GPU: NVIDIA A100-SXM4-80GB
dtype: bf16
Torch: 2.10.0+cu128
Transformers: 5.2.0
Deterministic: False
Seed: 0
Single-GPU, Hugging Face Transformers, no custom kernels.

Metric Definitions

TTFT incl. prefill: Wall time from prompt submission to first generated token (prefill forward + first decode step). Per-prompt request-level measurement.
First decode step: Wall time of the first decode forward call only (post-prefill). Per-prompt request-level measurement.
Prefill/Decode TPS: Throughput from batched microbenchmark iterations (not request-level; used for throughput comparison only).

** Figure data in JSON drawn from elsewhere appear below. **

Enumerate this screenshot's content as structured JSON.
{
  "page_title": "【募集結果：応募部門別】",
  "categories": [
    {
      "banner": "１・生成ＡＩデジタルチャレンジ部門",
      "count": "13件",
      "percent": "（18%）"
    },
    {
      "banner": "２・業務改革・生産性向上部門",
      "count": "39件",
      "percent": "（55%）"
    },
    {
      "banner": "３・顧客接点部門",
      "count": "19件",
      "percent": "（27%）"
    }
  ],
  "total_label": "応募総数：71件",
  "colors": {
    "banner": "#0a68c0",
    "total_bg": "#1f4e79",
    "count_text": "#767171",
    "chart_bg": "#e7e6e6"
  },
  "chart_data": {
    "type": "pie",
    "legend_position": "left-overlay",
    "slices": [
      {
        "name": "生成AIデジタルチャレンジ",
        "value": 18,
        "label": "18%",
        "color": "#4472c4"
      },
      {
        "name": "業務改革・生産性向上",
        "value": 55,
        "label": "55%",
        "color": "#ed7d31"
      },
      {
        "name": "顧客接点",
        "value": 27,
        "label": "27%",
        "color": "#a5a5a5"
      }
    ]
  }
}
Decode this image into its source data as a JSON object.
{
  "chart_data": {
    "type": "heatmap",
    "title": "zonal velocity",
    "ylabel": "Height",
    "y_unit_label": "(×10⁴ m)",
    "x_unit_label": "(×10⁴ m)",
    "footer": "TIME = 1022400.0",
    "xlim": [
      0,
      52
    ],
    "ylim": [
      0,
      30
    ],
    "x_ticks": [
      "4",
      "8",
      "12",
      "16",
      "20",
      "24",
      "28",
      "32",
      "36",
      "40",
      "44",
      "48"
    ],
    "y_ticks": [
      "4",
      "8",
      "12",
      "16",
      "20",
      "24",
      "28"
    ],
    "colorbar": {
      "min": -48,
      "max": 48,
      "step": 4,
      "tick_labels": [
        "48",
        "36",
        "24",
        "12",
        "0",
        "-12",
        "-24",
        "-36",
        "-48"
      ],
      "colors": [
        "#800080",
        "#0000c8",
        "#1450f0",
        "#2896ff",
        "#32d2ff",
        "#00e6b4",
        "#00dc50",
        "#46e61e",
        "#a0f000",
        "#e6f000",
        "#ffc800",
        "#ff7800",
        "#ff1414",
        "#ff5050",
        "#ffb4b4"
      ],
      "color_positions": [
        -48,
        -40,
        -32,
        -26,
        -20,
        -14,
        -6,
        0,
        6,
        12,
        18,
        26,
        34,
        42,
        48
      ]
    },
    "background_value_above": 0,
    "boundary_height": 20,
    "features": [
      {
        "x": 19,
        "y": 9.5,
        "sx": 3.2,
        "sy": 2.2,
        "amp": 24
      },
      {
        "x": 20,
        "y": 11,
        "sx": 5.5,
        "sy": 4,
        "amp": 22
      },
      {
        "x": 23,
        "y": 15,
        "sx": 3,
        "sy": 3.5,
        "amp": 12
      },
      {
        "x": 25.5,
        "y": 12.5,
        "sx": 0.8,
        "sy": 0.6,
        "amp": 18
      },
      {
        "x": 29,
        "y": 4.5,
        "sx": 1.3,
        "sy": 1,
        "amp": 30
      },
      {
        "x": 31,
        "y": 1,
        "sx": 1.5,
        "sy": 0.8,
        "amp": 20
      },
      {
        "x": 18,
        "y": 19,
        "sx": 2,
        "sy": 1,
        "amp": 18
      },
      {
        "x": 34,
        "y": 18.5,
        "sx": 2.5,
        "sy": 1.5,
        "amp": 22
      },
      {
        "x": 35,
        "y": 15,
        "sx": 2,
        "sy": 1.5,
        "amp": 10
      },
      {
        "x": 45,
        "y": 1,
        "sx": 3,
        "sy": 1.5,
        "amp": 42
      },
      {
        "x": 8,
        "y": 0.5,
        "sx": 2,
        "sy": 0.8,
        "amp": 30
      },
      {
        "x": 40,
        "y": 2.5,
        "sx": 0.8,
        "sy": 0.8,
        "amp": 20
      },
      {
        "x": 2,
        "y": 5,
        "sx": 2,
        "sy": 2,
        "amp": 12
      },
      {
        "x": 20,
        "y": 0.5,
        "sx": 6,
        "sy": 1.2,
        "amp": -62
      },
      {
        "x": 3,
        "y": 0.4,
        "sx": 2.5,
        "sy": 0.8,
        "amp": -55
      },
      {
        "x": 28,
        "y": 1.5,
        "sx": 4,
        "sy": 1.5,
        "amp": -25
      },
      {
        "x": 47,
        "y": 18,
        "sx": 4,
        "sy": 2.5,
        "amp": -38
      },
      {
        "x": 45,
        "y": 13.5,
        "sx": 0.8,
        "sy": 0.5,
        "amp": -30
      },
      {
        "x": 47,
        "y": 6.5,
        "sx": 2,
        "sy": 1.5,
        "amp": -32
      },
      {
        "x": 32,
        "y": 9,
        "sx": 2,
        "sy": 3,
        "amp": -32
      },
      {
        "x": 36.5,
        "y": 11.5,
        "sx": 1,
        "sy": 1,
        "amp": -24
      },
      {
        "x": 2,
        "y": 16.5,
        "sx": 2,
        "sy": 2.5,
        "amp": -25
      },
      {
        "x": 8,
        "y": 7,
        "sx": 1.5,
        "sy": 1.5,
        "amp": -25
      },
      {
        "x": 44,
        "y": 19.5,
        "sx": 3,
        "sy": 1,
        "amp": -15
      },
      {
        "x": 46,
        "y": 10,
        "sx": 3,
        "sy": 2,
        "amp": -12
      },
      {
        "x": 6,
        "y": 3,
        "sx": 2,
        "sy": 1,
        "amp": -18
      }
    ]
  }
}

Weights (GiB): Model parameter memory only (sum of numel * element_size for all parameters). Deterministic and runtime-independent.
Post-load (GiB): torch.cuda.memory_allocated() immediately after model.eval() + torch.cuda.empty_cache(). Captures weights + framework overhead before any inference.
End-of-bench (GiB): torch.cuda.memory_allocated() at end of benchmark workload. Includes KV-cache and activations still held.
Peak (GiB): torch.cuda.max_memory_allocated() during benchmark. High-water mark for planning GPU headroom.